Kinan maju, setelah mencapai sofa, ia pun menyandarkan tongkat ke tembok lalu duduk. Yudis ikut duduk sembari meneguk air putih. Kinan beringsut ke pinggir sofa, memberi jarak yang cukup lebar antara tubuhnya dan Yudistira.
"Tadi aku ketemu guru calistungnya Nola. Bu Ifah bilang, menurut dia, Nola membutuhkan kacamata."
Yudis mengernyit sambil tetap meneguk air. Setelah air di gelasnya tandas, ia mengusap sudut mulut yang sedikit basah. "Aneh sekali. Mata Nola baik-baik saja, kenapa butuh kacamata?" ujarnya seraya meletakkan gelas.
"Bu Ifah bilang begitu bukan tanpa alasan kan, Mas. Nola itu setiap kali membaca tulisan harus deket banget jaraknya, Mas."
"Ya wajarlah. Semua anak kecil begitu," bantah Yudis. "Mana ada yang langsung bisa sikap membaca yang baik, Kin.

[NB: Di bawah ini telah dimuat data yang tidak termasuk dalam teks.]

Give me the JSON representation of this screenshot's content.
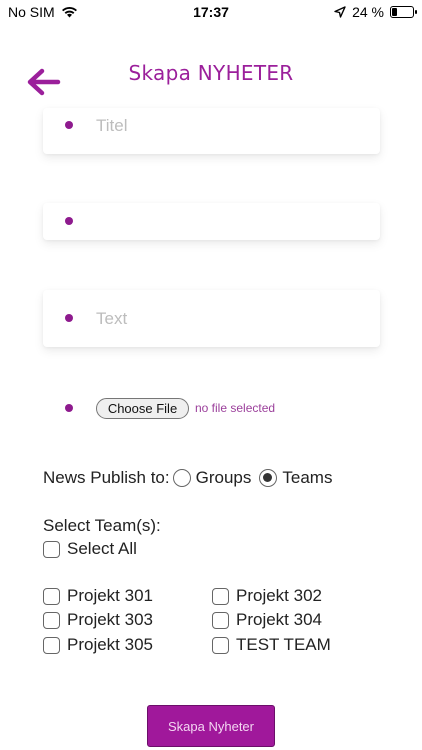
{
  "status_bar": {
    "carrier": "No SIM",
    "time": "17:37",
    "battery": "24 %"
  },
  "header": {
    "title": "Skapa NYHETER"
  },
  "form": {
    "title_placeholder": "Titel",
    "second_value": "",
    "text_placeholder": "Text",
    "file_button": "Choose File",
    "file_status": "no file selected",
    "publish_label": "News Publish to:",
    "publish_options": [
      {
        "label": "Groups",
        "selected": false
      },
      {
        "label": "Teams",
        "selected": true
      }
    ],
    "select_teams_label": "Select Team(s):",
    "select_all_label": "Select All",
    "teams": [
      {
        "label": "Projekt 301",
        "checked": false
      },
      {
        "label": "Projekt 302",
        "checked": false
      },
      {
        "label": "Projekt 303",
        "checked": false
      },
      {
        "label": "Projekt 304",
        "checked": false
      },
      {
        "label": "Projekt 305",
        "checked": false
      },
      {
        "label": "TEST TEAM",
        "checked": false
      }
    ],
    "submit_label": "Skapa Nyheter"
  },
  "colors": {
    "accent": "#9b1f9b",
    "button": "#a0189b"
  }
}
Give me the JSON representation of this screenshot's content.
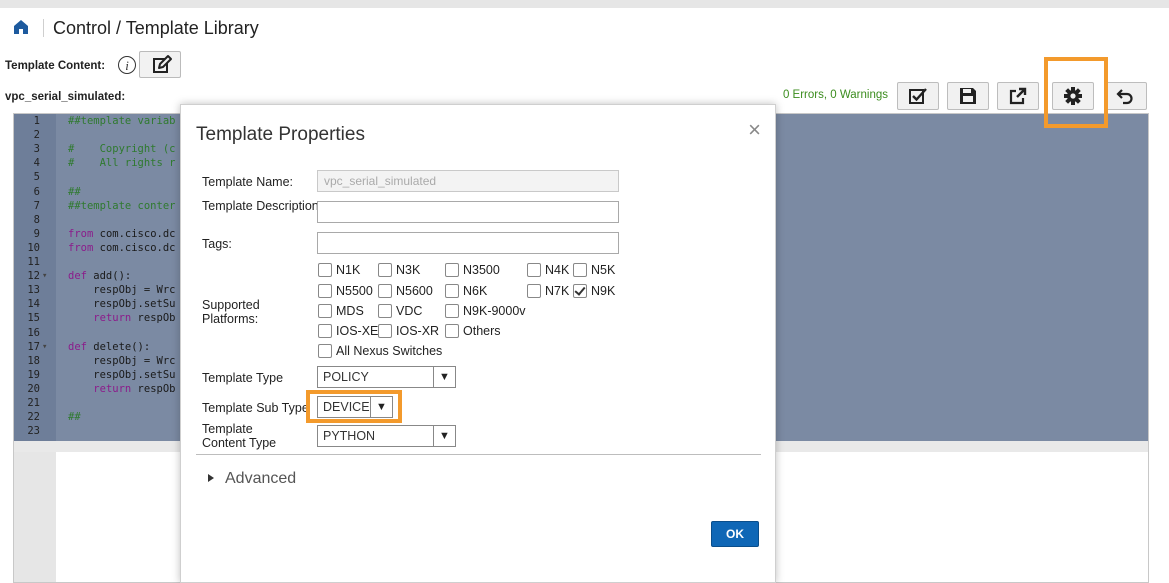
{
  "header": {
    "breadcrumb": "Control / Template Library"
  },
  "content_bar": {
    "label": "Template Content:",
    "info_glyph": "i"
  },
  "file_bar": {
    "file_name": "vpc_serial_simulated:",
    "status": "0 Errors, 0 Warnings",
    "buttons": [
      "validate-icon",
      "save-icon",
      "open-external-icon",
      "settings-icon",
      "undo-icon"
    ]
  },
  "editor": {
    "lines": [
      {
        "n": "1",
        "fold": "",
        "t": "##template variab",
        "cls": "c-com"
      },
      {
        "n": "2",
        "fold": "",
        "t": "",
        "cls": ""
      },
      {
        "n": "3",
        "fold": "",
        "t": "#    Copyright (c",
        "cls": "c-com"
      },
      {
        "n": "4",
        "fold": "",
        "t": "#    All rights r",
        "cls": "c-com"
      },
      {
        "n": "5",
        "fold": "",
        "t": "",
        "cls": ""
      },
      {
        "n": "6",
        "fold": "",
        "t": "##",
        "cls": "c-com"
      },
      {
        "n": "7",
        "fold": "",
        "t": "##template conter",
        "cls": "c-com"
      },
      {
        "n": "8",
        "fold": "",
        "t": "",
        "cls": ""
      },
      {
        "n": "9",
        "fold": "",
        "t": "from com.cisco.dc",
        "cls": "mix-from"
      },
      {
        "n": "10",
        "fold": "",
        "t": "from com.cisco.dc",
        "cls": "mix-from"
      },
      {
        "n": "11",
        "fold": "",
        "t": "",
        "cls": ""
      },
      {
        "n": "12",
        "fold": "▾",
        "t": "def add():",
        "cls": "mix-def"
      },
      {
        "n": "13",
        "fold": "",
        "t": "    respObj = Wrc",
        "cls": ""
      },
      {
        "n": "14",
        "fold": "",
        "t": "    respObj.setSu",
        "cls": ""
      },
      {
        "n": "15",
        "fold": "",
        "t": "    return respOb",
        "cls": "mix-ret"
      },
      {
        "n": "16",
        "fold": "",
        "t": "",
        "cls": ""
      },
      {
        "n": "17",
        "fold": "▾",
        "t": "def delete():",
        "cls": "mix-def"
      },
      {
        "n": "18",
        "fold": "",
        "t": "    respObj = Wrc",
        "cls": ""
      },
      {
        "n": "19",
        "fold": "",
        "t": "    respObj.setSu",
        "cls": ""
      },
      {
        "n": "20",
        "fold": "",
        "t": "    return respOb",
        "cls": "mix-ret"
      },
      {
        "n": "21",
        "fold": "",
        "t": "",
        "cls": ""
      },
      {
        "n": "22",
        "fold": "",
        "t": "##",
        "cls": "c-com"
      },
      {
        "n": "23",
        "fold": "",
        "t": "",
        "cls": ""
      }
    ]
  },
  "dialog": {
    "title": "Template Properties",
    "close_glyph": "×",
    "fields": {
      "name_label": "Template Name:",
      "name_value": "vpc_serial_simulated",
      "desc_label": "Template Description:",
      "desc_value": "",
      "tags_label": "Tags:",
      "tags_value": "",
      "platforms_label": "Supported Platforms:",
      "type_label": "Template Type",
      "type_value": "POLICY",
      "subtype_label": "Template Sub Type",
      "subtype_value": "DEVICE",
      "content_type_label": "Template Content Type",
      "content_type_value": "PYTHON"
    },
    "platforms": [
      {
        "label": "N1K",
        "checked": false
      },
      {
        "label": "N3K",
        "checked": false
      },
      {
        "label": "N3500",
        "checked": false
      },
      {
        "label": "N4K",
        "checked": false
      },
      {
        "label": "N5K",
        "checked": false
      },
      {
        "label": "N5500",
        "checked": false
      },
      {
        "label": "N5600",
        "checked": false
      },
      {
        "label": "N6K",
        "checked": false
      },
      {
        "label": "N7K",
        "checked": false
      },
      {
        "label": "N9K",
        "checked": true
      },
      {
        "label": "MDS",
        "checked": false
      },
      {
        "label": "VDC",
        "checked": false
      },
      {
        "label": "N9K-9000v",
        "checked": false
      },
      {
        "label": "IOS-XE",
        "checked": false
      },
      {
        "label": "IOS-XR",
        "checked": false
      },
      {
        "label": "Others",
        "checked": false
      },
      {
        "label": "All Nexus Switches",
        "checked": false
      }
    ],
    "advanced_label": "Advanced",
    "ok_label": "OK"
  },
  "colors": {
    "accent": "#f39a2c",
    "primary": "#0f67b6",
    "status_ok": "#3c8d1f",
    "selection": "#7b8aa3"
  }
}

Apalagi Nola juga baru belajar membaca."
Benar juga. Kinan menggaruk kepala. Bodohnya, Kinan tidak memastikan lebih dulu tentang gejala Nola sebelum melapor pada Yudis. "Tapi kata Bu Ifah, Nola nggak bisa lihat tulisan yang jauh."
"Itu bukan nggak kelihatan, Kin. Tapi karena Nola masih mengingat-ingat ini huruf apa, makanya nggak langsung jawab."
"Masa Mas Yudis nggak merasa aneh sih? Nola itu kalau lihat wajah orang aja harus sampai memincingkan mata. Kayak orang rabun."
Yudis masih menolak percaya.
"Ada baiknya Nola diajak periksa mata, Mas." usul Kinan. "Kalau hasilnya baik dan normal, berarti memang Bu Ifah yang salah, terlalu berpraduga. Tapi kalau ternyata Nola memang butuh kacamata, setidaknya minusnya masih sedikit. Kan kasihan Mas, kalau Nola nanti harus pakai kacamata lensa tebal karena baru ketahuan setelah minusnya banyak."
Mau tak mau, Yudis membenarkan opini Kinan. Anak teman kerjanya di bank ada yang matanya minus delapan, padahal anak itu baru duduk di kelas 3 SD. Penyebabnya karena terlambat dideteksi.
KAMU SEDANG MEMBACA
Cinta Tak Terganti
RomanceDemi mewujudkan impiannya menjadi chef, Kinanti pergi ke Jakarta dan tinggal bersama tetangga sebelah rumah yang ia cintai sejak remaja, Yudistira. Saat Kinan pikir ia tinggal selangkah lagi dari impiannya, ternyata semuanya perlahan-lahan runtuh d...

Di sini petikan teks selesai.